Section titled “(c) Terminal + browser parity ≈ KN-86 device + desktop-emulator parity”

This is the strongest architecture signal in the entry. ink-web’s whole thesis is one component description, two render backends, identical output (real terminal ↔ xterm.js-in-browser). KN-86 has the same shape of problem and ADR-0027 makes it sharper than before: post-ratification the desktop emulator becomes a normal terminal program (run it in iTerm/kitty/alacritty — “no SDL window, no --scale knob”) while the device runs the same binary on a Linux-console tty1. Both targets drive termbox2 against the same 128×75 cell grid. ink-web is external validation that a TUI authored once against a cell abstraction renders identically across a “real” and an “emulated/embedded” surface — which is exactly the device/emulator parity ADR-0025 + ADR-0027 already commit KN-86 to. It also gestures at a third future surface: if KN-86 ever wants a browser-playable cart demo or web-based attract loop (cf. remotion.md for the video pipeline), rendering the same cell stream into xterm.js is a known-viable path.

No image downloaded — captured as a component-catalog and parity reference. The repo’s live demo (Ink components running in an xterm.js page) is worth viewing for the status-bar badge styling and the inverse-highlight tab-bar, which are the two most directly transplantable visual idioms.

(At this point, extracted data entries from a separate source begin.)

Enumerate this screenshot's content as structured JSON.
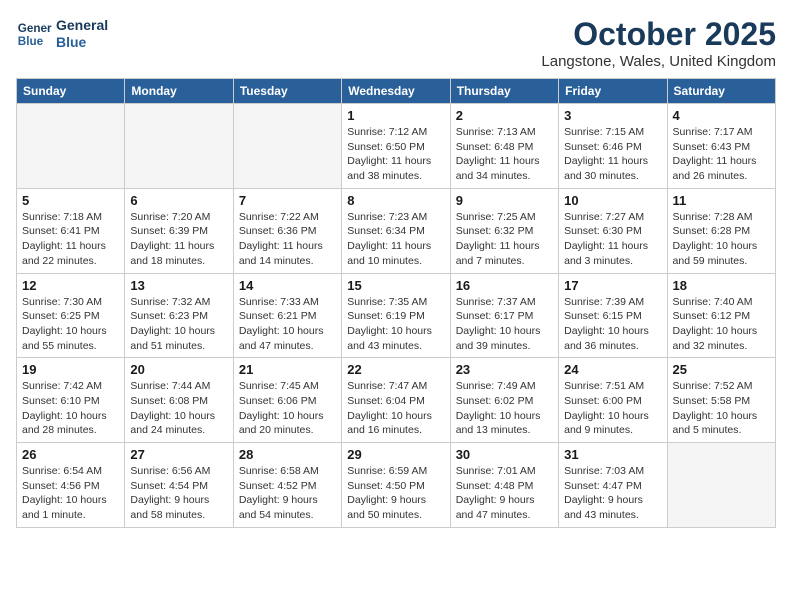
{
  "logo": {
    "line1": "General",
    "line2": "Blue"
  },
  "title": "October 2025",
  "subtitle": "Langstone, Wales, United Kingdom",
  "days_of_week": [
    "Sunday",
    "Monday",
    "Tuesday",
    "Wednesday",
    "Thursday",
    "Friday",
    "Saturday"
  ],
  "weeks": [
    [
      {
        "day": "",
        "info": ""
      },
      {
        "day": "",
        "info": ""
      },
      {
        "day": "",
        "info": ""
      },
      {
        "day": "1",
        "info": "Sunrise: 7:12 AM\nSunset: 6:50 PM\nDaylight: 11 hours\nand 38 minutes."
      },
      {
        "day": "2",
        "info": "Sunrise: 7:13 AM\nSunset: 6:48 PM\nDaylight: 11 hours\nand 34 minutes."
      },
      {
        "day": "3",
        "info": "Sunrise: 7:15 AM\nSunset: 6:46 PM\nDaylight: 11 hours\nand 30 minutes."
      },
      {
        "day": "4",
        "info": "Sunrise: 7:17 AM\nSunset: 6:43 PM\nDaylight: 11 hours\nand 26 minutes."
      }
    ],
    [
      {
        "day": "5",
        "info": "Sunrise: 7:18 AM\nSunset: 6:41 PM\nDaylight: 11 hours\nand 22 minutes."
      },
      {
        "day": "6",
        "info": "Sunrise: 7:20 AM\nSunset: 6:39 PM\nDaylight: 11 hours\nand 18 minutes."
      },
      {
        "day": "7",
        "info": "Sunrise: 7:22 AM\nSunset: 6:36 PM\nDaylight: 11 hours\nand 14 minutes."
      },
      {
        "day": "8",
        "info": "Sunrise: 7:23 AM\nSunset: 6:34 PM\nDaylight: 11 hours\nand 10 minutes."
      },
      {
        "day": "9",
        "info": "Sunrise: 7:25 AM\nSunset: 6:32 PM\nDaylight: 11 hours\nand 7 minutes."
      },
      {
        "day": "10",
        "info": "Sunrise: 7:27 AM\nSunset: 6:30 PM\nDaylight: 11 hours\nand 3 minutes."
      },
      {
        "day": "11",
        "info": "Sunrise: 7:28 AM\nSunset: 6:28 PM\nDaylight: 10 hours\nand 59 minutes."
      }
    ],
    [
      {
        "day": "12",
        "info": "Sunrise: 7:30 AM\nSunset: 6:25 PM\nDaylight: 10 hours\nand 55 minutes."
      },
      {
        "day": "13",
        "info": "Sunrise: 7:32 AM\nSunset: 6:23 PM\nDaylight: 10 hours\nand 51 minutes."
      },
      {
        "day": "14",
        "info": "Sunrise: 7:33 AM\nSunset: 6:21 PM\nDaylight: 10 hours\nand 47 minutes."
      },
      {
        "day": "15",
        "info": "Sunrise: 7:35 AM\nSunset: 6:19 PM\nDaylight: 10 hours\nand 43 minutes."
      },
      {
        "day": "16",
        "info": "Sunrise: 7:37 AM\nSunset: 6:17 PM\nDaylight: 10 hours\nand 39 minutes."
      },
      {
        "day": "17",
        "info": "Sunrise: 7:39 AM\nSunset: 6:15 PM\nDaylight: 10 hours\nand 36 minutes."
      },
      {
        "day": "18",
        "info": "Sunrise: 7:40 AM\nSunset: 6:12 PM\nDaylight: 10 hours\nand 32 minutes."
      }
    ],
    [
      {
        "day": "19",
        "info": "Sunrise: 7:42 AM\nSunset: 6:10 PM\nDaylight: 10 hours\nand 28 minutes."
      },
      {
        "day": "20",
        "info": "Sunrise: 7:44 AM\nSunset: 6:08 PM\nDaylight: 10 hours\nand 24 minutes."
      },
      {
        "day": "21",
        "info": "Sunrise: 7:45 AM\nSunset: 6:06 PM\nDaylight: 10 hours\nand 20 minutes."
      },
      {
        "day": "22",
        "info": "Sunrise: 7:47 AM\nSunset: 6:04 PM\nDaylight: 10 hours\nand 16 minutes."
      },
      {
        "day": "23",
        "info": "Sunrise: 7:49 AM\nSunset: 6:02 PM\nDaylight: 10 hours\nand 13 minutes."
      },
      {
        "day": "24",
        "info": "Sunrise: 7:51 AM\nSunset: 6:00 PM\nDaylight: 10 hours\nand 9 minutes."
      },
      {
        "day": "25",
        "info": "Sunrise: 7:52 AM\nSunset: 5:58 PM\nDaylight: 10 hours\nand 5 minutes."
      }
    ],
    [
      {
        "day": "26",
        "info": "Sunrise: 6:54 AM\nSunset: 4:56 PM\nDaylight: 10 hours\nand 1 minute."
      },
      {
        "day": "27",
        "info": "Sunrise: 6:56 AM\nSunset: 4:54 PM\nDaylight: 9 hours\nand 58 minutes."
      },
      {
        "day": "28",
        "info": "Sunrise: 6:58 AM\nSunset: 4:52 PM\nDaylight: 9 hours\nand 54 minutes."
      },
      {
        "day": "29",
        "info": "Sunrise: 6:59 AM\nSunset: 4:50 PM\nDaylight: 9 hours\nand 50 minutes."
      },
      {
        "day": "30",
        "info": "Sunrise: 7:01 AM\nSunset: 4:48 PM\nDaylight: 9 hours\nand 47 minutes."
      },
      {
        "day": "31",
        "info": "Sunrise: 7:03 AM\nSunset: 4:47 PM\nDaylight: 9 hours\nand 43 minutes."
      },
      {
        "day": "",
        "info": ""
      }
    ]
  ]
}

  • Cross-link ink.md — ink-web is Ink with a second backend; the component-model architecture analysis lives there. This entry is “the component catalog + the parity proof.”
  • Cross-link tui-library-shortlist.md — the status-bar/tab-bar/table idioms feed the “what an optional Fe UI library should contain” half of the Task-3 deliverable.
  • Cross-link termui.md — the data-viz widget inventory (sparkline/gauge/plot); ink-ui covers the interaction widgets (select/input/table/status-bar). Together = the full KN-86 widget baseline.
  • Cross-link the runtime docssoftware/runtime/bare-deck-content-brief.md (the STATUS/CIPHER/LAMBDA/LINK/SYS tab-bar) and software/runtime/repl.md (the permanent Row-74 hint advertisement) are the two surfaces the tab-bar and status-bar components map onto most directly. Per ADR-0027’s documentation-updates checklist, both are being recomposed at 128×73 usable rows.
  • Row terminology: this entry uses Row 74 (ADR-0027, 128×75 grid). Older docs say “Row 24” (the superseded 80×25 ADR-0014 grid) — same concept (bottom chrome row), new coordinate.
  • shadcn-registry distribution is itself a note worth keeping: copy-in-and-own-the-source (vs. depend-on-a-package) is the right distribution model for a KN-86 Fe-UI library too — cart authors get readable Fe source they can adapt, not an opaque dependency.